RIO DE JANEIRO, RJ (FOLHAPRESS) – O advogado e escritor José Roberto de Castro Neves, de 50 anos, não sabe precisar o momento em que Shakespeare entrou em sua vida. Mas se recorda com precisão de como o bardo encantou seus alunos.
Professor de direito civil há 25 anos, com passagens por instituições como a Uerj e atualmente a PUC-Rio, Neves ilustrava suas aulas com as cenas de julgamento das tragédias, dramas históricos e comédias shakespearianas. Não sabe qual seria a opinião do dramaturgo –bastante crítico aos advogados– a respeito. Mas os alunos ficavam envolvidos –e queriam saber mais das peças.
Por esse motivo, lançou em 2013 “Medida por Medida: o Direito em Shakespeare”, que analisa os aspectos jurídicos da obra do autor. Agora, lança um livro que parte de uma tese inusitada –e é um convite a um mergulho sonoro na obra: “Shakespeare e os Beatles: o Caminho do Gênio”, em que traça paralelos entre as trajetórias artísticas do rapaz que saiu de Stratford-upon-Avon e os garotos de Liverpool.
Ambos os livros do autor partem de uma vasta bibliografia sobre o dramaturgo. Em sua casa no Jardim Botânico, zona sul do Rio de Janeiro, Neves mantém uma biblioteca de 20 mil títulos, entre os quais se destacam 5.000 obras de Shakespeare –ou de autores que se dedicaram às suas 37 ou 40 peças (há controvérsias quanto à quantidade de títulos de sua autoria).
Entre os livros, se destacam uma coletânea de 1790, de suas obras organizada pelo editor irlandês Edmond Malone, um dos pioneiros na catalogação das obras shakespearianas. Há ainda traduções para o francês feitas por François Victor Hugo, filho do autor de “Os Miseráveis”, datadas de 1861.
Victor Hugo dividiu as obras de Shakespeare em tomos temáticos. Na coleção de Neves, por exemplo, as tragédias Coriolano e Rei Lear compõem o “Tomo IX”, dedicado à família.
O escritor adquiriu parte da biblioteca da crítica e tradutora Barbara Heliodora, morta em 2015, e maior autoridade brasileira no assunto.
Entre as raridades da coleção de Heliodora está uma edição da “Imperial Shakespeare”, de Charles Knight, lançadas entre 1873 e 1876.

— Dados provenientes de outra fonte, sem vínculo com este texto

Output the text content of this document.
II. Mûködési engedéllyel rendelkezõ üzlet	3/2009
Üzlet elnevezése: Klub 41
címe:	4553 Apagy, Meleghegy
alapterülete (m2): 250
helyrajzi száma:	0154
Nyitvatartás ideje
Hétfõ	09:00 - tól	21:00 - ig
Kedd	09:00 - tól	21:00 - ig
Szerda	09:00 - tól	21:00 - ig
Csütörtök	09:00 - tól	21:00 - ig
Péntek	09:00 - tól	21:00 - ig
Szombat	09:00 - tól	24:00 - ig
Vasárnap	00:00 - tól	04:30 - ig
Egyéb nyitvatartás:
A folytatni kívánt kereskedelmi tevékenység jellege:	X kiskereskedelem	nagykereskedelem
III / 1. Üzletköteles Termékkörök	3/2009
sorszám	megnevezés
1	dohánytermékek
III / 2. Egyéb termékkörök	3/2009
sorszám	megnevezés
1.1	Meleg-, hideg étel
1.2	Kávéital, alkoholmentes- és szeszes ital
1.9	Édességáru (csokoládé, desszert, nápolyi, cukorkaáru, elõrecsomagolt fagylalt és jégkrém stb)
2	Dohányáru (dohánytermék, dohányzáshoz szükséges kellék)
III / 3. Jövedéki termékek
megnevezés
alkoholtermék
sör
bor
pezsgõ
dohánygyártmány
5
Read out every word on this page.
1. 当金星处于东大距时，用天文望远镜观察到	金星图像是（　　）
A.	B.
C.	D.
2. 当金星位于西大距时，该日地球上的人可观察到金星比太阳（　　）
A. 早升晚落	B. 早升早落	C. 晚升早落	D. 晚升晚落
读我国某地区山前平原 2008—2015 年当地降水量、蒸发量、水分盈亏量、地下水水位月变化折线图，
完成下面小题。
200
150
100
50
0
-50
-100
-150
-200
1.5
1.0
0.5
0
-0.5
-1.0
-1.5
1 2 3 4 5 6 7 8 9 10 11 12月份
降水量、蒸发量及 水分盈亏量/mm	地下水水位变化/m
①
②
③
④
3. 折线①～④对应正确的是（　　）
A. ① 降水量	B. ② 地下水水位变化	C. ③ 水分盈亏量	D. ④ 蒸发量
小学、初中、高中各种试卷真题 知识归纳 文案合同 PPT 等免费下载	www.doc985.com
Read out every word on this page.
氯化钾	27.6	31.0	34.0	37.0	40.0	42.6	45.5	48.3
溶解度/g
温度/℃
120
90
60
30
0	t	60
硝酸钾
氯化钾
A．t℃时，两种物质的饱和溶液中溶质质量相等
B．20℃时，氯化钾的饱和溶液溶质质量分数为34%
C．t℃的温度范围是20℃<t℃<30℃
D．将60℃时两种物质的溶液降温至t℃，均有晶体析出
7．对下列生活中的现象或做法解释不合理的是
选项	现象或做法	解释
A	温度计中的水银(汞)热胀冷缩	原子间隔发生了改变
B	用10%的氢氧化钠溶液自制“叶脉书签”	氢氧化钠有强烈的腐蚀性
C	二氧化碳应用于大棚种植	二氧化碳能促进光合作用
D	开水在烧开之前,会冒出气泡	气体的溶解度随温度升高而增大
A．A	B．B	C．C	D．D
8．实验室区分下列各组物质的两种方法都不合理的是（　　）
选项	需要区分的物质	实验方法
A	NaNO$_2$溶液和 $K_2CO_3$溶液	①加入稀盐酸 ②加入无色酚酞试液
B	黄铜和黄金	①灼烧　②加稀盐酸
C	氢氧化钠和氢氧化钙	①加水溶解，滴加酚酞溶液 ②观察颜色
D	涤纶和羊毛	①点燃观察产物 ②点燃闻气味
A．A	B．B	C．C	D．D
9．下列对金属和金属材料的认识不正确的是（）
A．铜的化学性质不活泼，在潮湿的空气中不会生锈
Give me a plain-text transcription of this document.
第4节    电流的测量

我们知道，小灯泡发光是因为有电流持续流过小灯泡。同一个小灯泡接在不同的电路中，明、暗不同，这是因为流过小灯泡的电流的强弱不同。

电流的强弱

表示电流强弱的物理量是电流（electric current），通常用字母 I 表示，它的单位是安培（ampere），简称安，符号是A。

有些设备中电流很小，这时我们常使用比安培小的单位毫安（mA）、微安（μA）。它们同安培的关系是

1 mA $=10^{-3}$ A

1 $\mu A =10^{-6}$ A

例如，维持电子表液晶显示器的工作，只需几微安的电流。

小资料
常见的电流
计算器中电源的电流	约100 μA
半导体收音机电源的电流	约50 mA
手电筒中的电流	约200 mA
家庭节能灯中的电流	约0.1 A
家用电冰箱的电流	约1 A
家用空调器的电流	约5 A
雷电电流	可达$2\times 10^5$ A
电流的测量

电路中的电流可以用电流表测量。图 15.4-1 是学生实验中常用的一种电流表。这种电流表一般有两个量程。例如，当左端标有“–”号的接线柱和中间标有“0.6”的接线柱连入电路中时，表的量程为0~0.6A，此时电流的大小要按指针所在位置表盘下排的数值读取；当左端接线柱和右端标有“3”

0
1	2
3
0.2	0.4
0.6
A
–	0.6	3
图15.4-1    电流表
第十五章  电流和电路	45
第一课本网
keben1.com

A tradutora dedicou a Shakespeare a mesma paixão que este, segundo ela, dedicou ao ser humano, e costumava fazer breves anotações e grifos em seus livros. “Tem um momento do Hamlet em que a rainha Gertrudes fala para Polônio: ‘more matter with less art’ –ou ‘mais verdade e menos arte’, na tradução de Anna Amélia. Ela vai e sublinha”, conta Neves. O autor acredita que Heliodora quisesse dizer o mesmo a respeito de outras obras.
Outro título raro da coleção é uma tradução de “Júlio César” autografada por seu tradutor –ninguém mais que Carlos Lacerda, cuja vida política esteve marcada pela traição e a oratória. “Logo ele que foi um grande orador, uma peça de oratória política, uma lição de política.”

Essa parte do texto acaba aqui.